I first met Liz at the annual SCBWI Whispering Pines Writers’ Retreat in Rhode Island. I took to her immediately, and we have since become great friends. I have a ton of respect for her. She is the real deal—professionally and in ways that matter even more. I could say that Liz has been a mentor to me in learning the ways of the business of children’s lit; once I got serious about publication, I listened carefully to her nuggets of wisdom—the dos and don’ts of navigating the pubbing world. This very website/blog is here because she...uh...suggested...I put it up. She is honest and forthright but always thoughtful and kind. And, let me tell you, she is just chock full of wisdom. Finally, Liz is a good friend—the best! I feel blessed to know her! Truly, I do.
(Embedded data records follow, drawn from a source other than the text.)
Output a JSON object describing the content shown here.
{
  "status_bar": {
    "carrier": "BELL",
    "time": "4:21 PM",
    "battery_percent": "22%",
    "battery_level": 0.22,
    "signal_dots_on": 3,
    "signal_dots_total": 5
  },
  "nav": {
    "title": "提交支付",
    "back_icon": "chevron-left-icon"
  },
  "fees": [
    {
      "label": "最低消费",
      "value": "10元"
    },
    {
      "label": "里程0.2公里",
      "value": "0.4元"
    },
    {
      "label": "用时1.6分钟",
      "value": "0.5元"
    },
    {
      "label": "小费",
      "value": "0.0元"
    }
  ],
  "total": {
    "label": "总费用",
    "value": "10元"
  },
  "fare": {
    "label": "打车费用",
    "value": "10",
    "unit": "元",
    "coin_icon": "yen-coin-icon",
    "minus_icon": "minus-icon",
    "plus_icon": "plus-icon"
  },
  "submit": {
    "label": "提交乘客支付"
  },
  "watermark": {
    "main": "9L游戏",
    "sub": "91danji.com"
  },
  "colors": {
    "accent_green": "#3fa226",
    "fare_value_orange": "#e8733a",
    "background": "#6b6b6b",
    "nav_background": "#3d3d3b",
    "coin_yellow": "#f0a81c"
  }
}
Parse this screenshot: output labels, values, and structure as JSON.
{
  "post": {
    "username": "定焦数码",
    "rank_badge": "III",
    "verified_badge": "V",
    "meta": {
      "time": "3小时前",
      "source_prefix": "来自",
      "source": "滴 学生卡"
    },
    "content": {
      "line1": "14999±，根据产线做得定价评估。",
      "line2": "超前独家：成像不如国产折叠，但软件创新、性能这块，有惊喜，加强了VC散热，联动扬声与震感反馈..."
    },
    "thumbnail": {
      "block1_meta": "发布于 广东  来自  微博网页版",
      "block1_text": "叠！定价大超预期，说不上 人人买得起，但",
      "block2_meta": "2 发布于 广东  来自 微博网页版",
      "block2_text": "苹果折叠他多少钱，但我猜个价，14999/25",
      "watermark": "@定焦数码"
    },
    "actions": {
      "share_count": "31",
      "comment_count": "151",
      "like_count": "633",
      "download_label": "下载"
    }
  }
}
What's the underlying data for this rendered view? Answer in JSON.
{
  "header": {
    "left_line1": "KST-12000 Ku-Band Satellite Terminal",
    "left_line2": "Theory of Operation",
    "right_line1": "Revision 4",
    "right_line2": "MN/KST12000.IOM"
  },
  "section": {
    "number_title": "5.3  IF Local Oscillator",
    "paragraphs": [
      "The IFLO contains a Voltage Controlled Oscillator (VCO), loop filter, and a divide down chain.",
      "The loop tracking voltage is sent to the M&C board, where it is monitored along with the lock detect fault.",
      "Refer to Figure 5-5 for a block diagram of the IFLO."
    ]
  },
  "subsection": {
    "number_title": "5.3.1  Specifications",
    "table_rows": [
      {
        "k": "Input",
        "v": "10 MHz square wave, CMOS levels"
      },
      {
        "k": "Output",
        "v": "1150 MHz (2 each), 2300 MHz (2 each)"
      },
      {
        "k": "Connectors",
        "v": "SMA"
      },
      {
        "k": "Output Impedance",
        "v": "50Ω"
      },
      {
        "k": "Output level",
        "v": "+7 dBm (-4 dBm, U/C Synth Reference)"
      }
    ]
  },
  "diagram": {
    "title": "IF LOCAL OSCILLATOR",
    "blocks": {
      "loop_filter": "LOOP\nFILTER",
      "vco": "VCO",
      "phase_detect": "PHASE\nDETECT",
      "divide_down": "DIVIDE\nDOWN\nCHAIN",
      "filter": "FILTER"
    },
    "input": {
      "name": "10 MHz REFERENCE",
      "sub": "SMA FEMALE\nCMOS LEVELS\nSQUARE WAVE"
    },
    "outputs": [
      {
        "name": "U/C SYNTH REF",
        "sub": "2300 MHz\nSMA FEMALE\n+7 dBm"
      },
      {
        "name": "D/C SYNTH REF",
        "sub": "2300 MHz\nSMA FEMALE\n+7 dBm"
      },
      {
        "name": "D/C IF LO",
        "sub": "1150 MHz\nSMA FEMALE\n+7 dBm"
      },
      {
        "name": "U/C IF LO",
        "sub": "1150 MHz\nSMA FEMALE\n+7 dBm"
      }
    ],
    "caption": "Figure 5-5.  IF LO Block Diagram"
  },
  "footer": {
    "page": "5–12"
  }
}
Okay. Enough gushing from me! Without further ado, here is Liz Goulet Dubois’s Mentor Monday submission:

Mentor Submission
By Liz Goulet Dubois

Without question, my first and best mentor was my mom. I don't remember a time when I wasn't encouraged to try anything artistic. I always had ideas on things to make, sew, paint, build, etc. and she always gave me the supplies and pointed me in the right direction for getting started. Just as important, I think, was her ability to step back and let me figure things out for myself. That's a very subtle quality- the ability to NOT help too much!

In junior high and high school, my art teacher was Brother Marty. I was able to sail through most of the usual required lessons, and he was the one who let me go to the next level by devising different kinds of art for me to do.

By senior year, I was already painting on canvas and writing and illustrating my own books, and it was these extra things that likely got me into RISD, the one place I really wanted to go. In college, I had two teachers who were very supportive and also allowed me to pursue my own vision in art. David Niles, one of my illustration teachers, and Amy Kravitz, my animation teacher, were both instrumental in allowing me to develop my own style of art. They were instructors that could tell intuitively when to help, but also allowed the space to allow for blooming.

Thanks SO much Liz! It was a pleasure to have you here at Mentor Mondays!